Patricia: I’m definitely inspired by the horror aspect of folklore because it’s had such an impact on my life. Growing up, I felt that Caracas was a place that didn’t really have a lot of deep culture, because it was a [relatively] new city. You would leave Caracas and go to the coast and they had a lot of culture and stories passed down from generations and things like that. But the thing that makes its way into every city in Latin America, I think, is horror folklore. And the tradition of telling kids, like, Be good, or La Llorona is gonna take you and kill you! That’s something I don’t just remember hearing from my parents, but something that, in our [Latin American] culture, we’d hear at sleepovers. You wanted to talk about el silbon and La Llorona and be spooked together with your girlfriends. I was always horrified by that, so I think that the eerie aspect of folklore definitely makes its way into how I see Costaiia. You know, it can be this beautiful girl in a white dress, but I want to make her a little creepy.

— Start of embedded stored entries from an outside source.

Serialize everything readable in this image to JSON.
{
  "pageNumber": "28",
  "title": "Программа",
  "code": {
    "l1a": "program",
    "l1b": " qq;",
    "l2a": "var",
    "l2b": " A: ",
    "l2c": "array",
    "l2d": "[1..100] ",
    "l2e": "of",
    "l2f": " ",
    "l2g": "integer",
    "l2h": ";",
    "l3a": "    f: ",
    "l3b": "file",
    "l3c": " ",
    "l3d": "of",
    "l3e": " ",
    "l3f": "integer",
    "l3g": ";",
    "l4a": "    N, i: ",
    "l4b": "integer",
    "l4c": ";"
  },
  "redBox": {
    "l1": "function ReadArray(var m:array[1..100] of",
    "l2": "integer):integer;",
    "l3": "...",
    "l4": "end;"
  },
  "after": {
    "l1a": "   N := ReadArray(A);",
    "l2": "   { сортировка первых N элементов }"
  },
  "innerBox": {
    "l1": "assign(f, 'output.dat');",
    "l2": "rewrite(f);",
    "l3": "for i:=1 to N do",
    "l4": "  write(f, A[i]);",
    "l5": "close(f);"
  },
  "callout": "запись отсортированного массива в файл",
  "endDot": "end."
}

Maya: I’m thinking about this idea of Indigeneity, and how the impact of the conquistadors in Mexico created what is now a largely Catholic nation through force. But there’s a beauty in the uniquely Mexican interpretation of Catholicism today, even though it historically is based on forced conversion from Indigenous forms of religion. I’m wondering how you see all this history together with the shared Latin American folklore experience you shared?

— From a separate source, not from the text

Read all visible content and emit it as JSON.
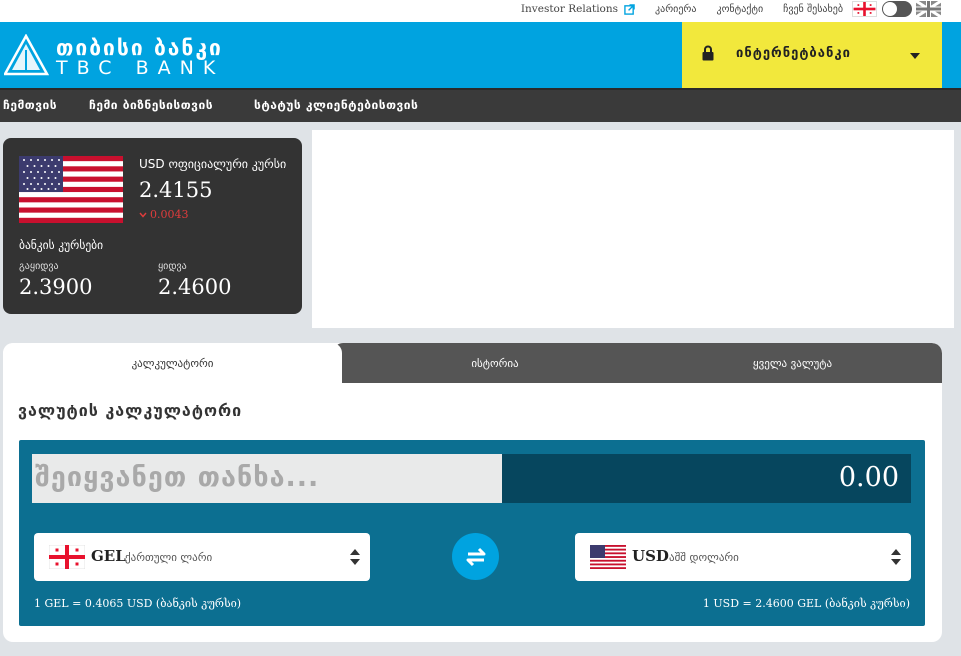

Patricia: Mexico is really interesting in that way because of that history, but today Catholicism has become a symbol for identity. My mom is super Catholic and she would never understand la fiestas paganas as just colonizer things. These parties each celebrate Christ, but they’re celebrating Christ in a way that holds on to culture in a really specific way. The masks, the dancing—a lot of these traditions come from the past. Colonization took a lot and there’s still cultural identities that came out of that.

Maya: Tell me about Javier and his family, and how you learned the textile techniques that go into your clothing.

Patricia: I think I met him two years into the brand. I was in Xochimilco working with another family at the time, and I walked by his house and heard a loom. I wasn’t really looking for new textiles, but I knocked on his door anyway. He opened the door drunk and shirtless, with a whole bunch of other shirtless men. And I was like, ‘Hey! What are you doing?’ and he was, like ‘Oh, just this fabric thing, I don’t know.’ I felt the textile he was working on and fell in love with it. I was like, This is a pant fabric. I remember just talking to him for about half an hour over mezcal he offered me. The culture is very machista, so it’s not an instinct for men to open up to a woman super easily. I initially got laughs, and then I asked them, ‘Can you make 10 meters of this fabric for me in this color?’ I was not expecting them to say yes, but they did. I gave them my phone number, and two days later they had it ready.

I live in Mexico City, so I would go visit them every three months to sort out production things like experimenting with colorways. I think it took three visits before they started opening up to me, and we just bonded. Javier and his brothers are all from 70 to 85—Javier is 79 years old, and he learned how to work the loom when he was eight. He and his brothers are the last textile artisans in their family lineage of five generations because their kids didn’t learn how to work the loom. So that craftsmanship is probably going to end when they go, which breaks my heart.

Maya: In a way it’s beautiful though, because their family becomes a part of your oral traditions.

Patricia: I really think Javier will outlive his father who’s almost 100 years old. He’s gonna live to 100 and then some.